Generalist LLMs like ChatGPT got us excited. But investment research needs something purpose-built — workflow solutions that understand your process, protect your data, and deliver outputs your analysts can actually use.
How We Got Here: From Macros to AI Tools to LLMs
If you have been in this industry long enough, you remember the early days of automation. It started with Excel macros. Someone on the team figured out how to auto-populate a comp table, or pull pricing data into a model with a single keystroke. It was not glamorous, but it saved hours.
Then came the AI wave. Firms started building or buying AI tools: scripts that could extract financial data from PDFs, parse SEC filings and transcripts. These were narrow, task-specific tools. They did one thing and they did it well.

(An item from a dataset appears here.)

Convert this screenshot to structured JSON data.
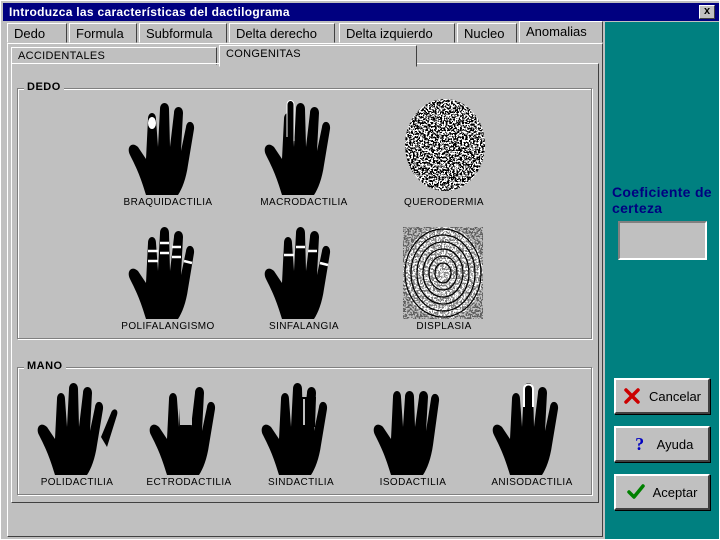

We are now in a phase of generalist LLMs like ChatGPT and Claude, and suddenly, a single model could do most of what those individual tools did, and more. Analysts are using them as a Swiss Army knife — summarising transcripts, drafting notes, brainstorming theses, doing quick calculations. And it works. Sort of.
The Problem With “Sort Of”
If you are an analyst, you already know this feeling. You open ChatGPT, paste in a transcript, get a decent summary, then spend the next 15–20 minutes reformatting it into your firm’s template, cross-checking the numbers against the filing, fixing the hallucinated data points you almost missed, and copying everything into the right Excel tab. The AI saved you an hour of reading, but cost you an hour of cleanup.

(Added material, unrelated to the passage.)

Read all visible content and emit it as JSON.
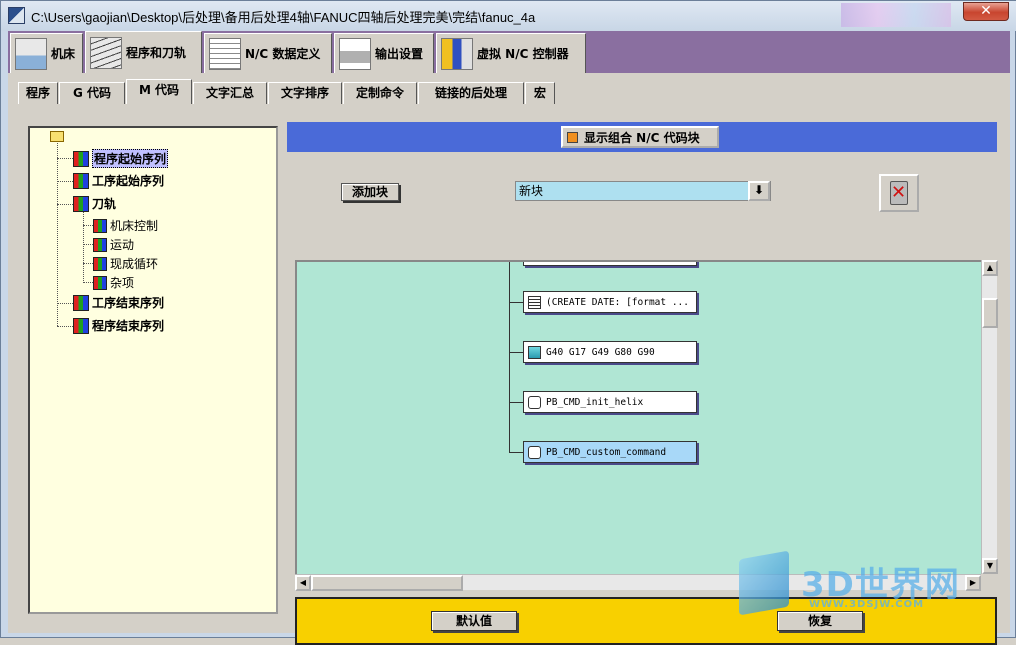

If you are a decision maker, the problem looks different. You gave your team access to ChatGPT Enterprise or Claude. But three months in, you are asking: what is the actual ROI? Your analysts are using it, sure, but the deliverables still take time. Quality has not measurably improved. And your compliance officer just flagged that someone pasted client financials into a public model.
The Next Step: Purpose-Built Workflow Solutions
The real shift should be from generalist AI to purpose-built investment research workflow solutions. A generalist LLM takes a prompt and gives you a response. A workflow solution takes your process end-to-end, and builds AI into every step of it. The difference is not cosmetic — it is structural.

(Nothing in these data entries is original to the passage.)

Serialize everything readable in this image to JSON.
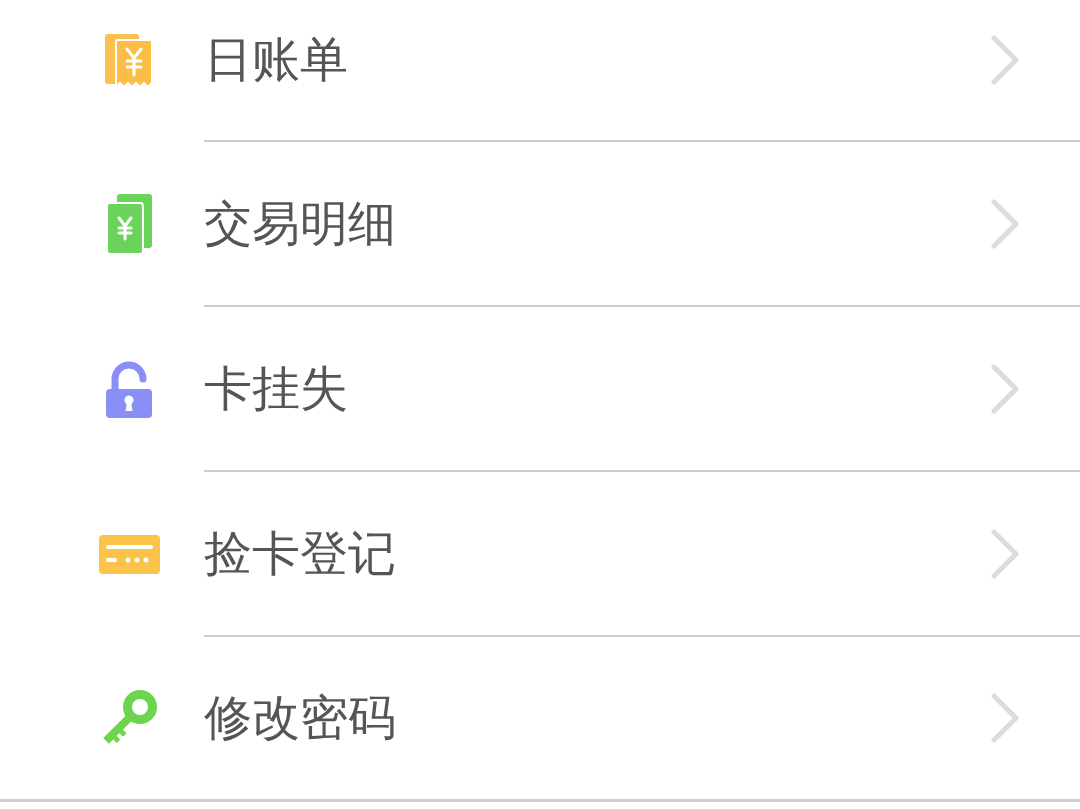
{
  "menu": [
    {
      "kind": "receipt",
      "label": "日账单"
    },
    {
      "kind": "bills",
      "label": "交易明细"
    },
    {
      "kind": "lock",
      "label": "卡挂失"
    },
    {
      "kind": "card",
      "label": "捡卡登记"
    },
    {
      "kind": "key",
      "label": "修改密码"
    }
  ]
}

Consider what happens when an equity research analyst needs to produce an earnings update. With a generalist LLM, the analyst copies the transcript, asks for a summary, then manually pulls numbers, compares estimates, drafts in Word, and formats. With a purpose-built workflow solution, it ingests the transcript, extracts key metrics, compares against your model, flags beats and misses, updates estimates, generates tables in your template, and drafts the report — all in a connected pipeline. Every claim is cited back to the source.
The Data Security Problem Decision Makers Cannot Ignore
When an analyst pastes client financial data into ChatGPT or any public LLM, where does that data go? Into a model hosted on someone else’s servers, governed by someone else’s data policies, potentially used for training future models. Banning AI outright puts you at a disadvantage. Allowing unrestricted use puts your clients at risk.
A purpose-built system can be deployed on your own infrastructure or in a private cloud environment. The data never leaves your controlled environment. Client financials stay within your walls. NDA compliance is built into the architecture, not left to individual analyst discipline.
The Bottom Line
The journey has been clear: macros to task-specific tools to generalist LLMs. Each step was a leap forward. But the next step is not a bigger, better chatbot. It is a purpose-built system that understands investment research workflows from end to end.
If you are an analyst, the tools are about to get dramatically better, and the ones who learn to work within structured AI workflows will have a significant edge. If you are a decision maker, generalist LLMs were the proof of concept. The question now is whether you move to the next stage or watch your competitors do it first.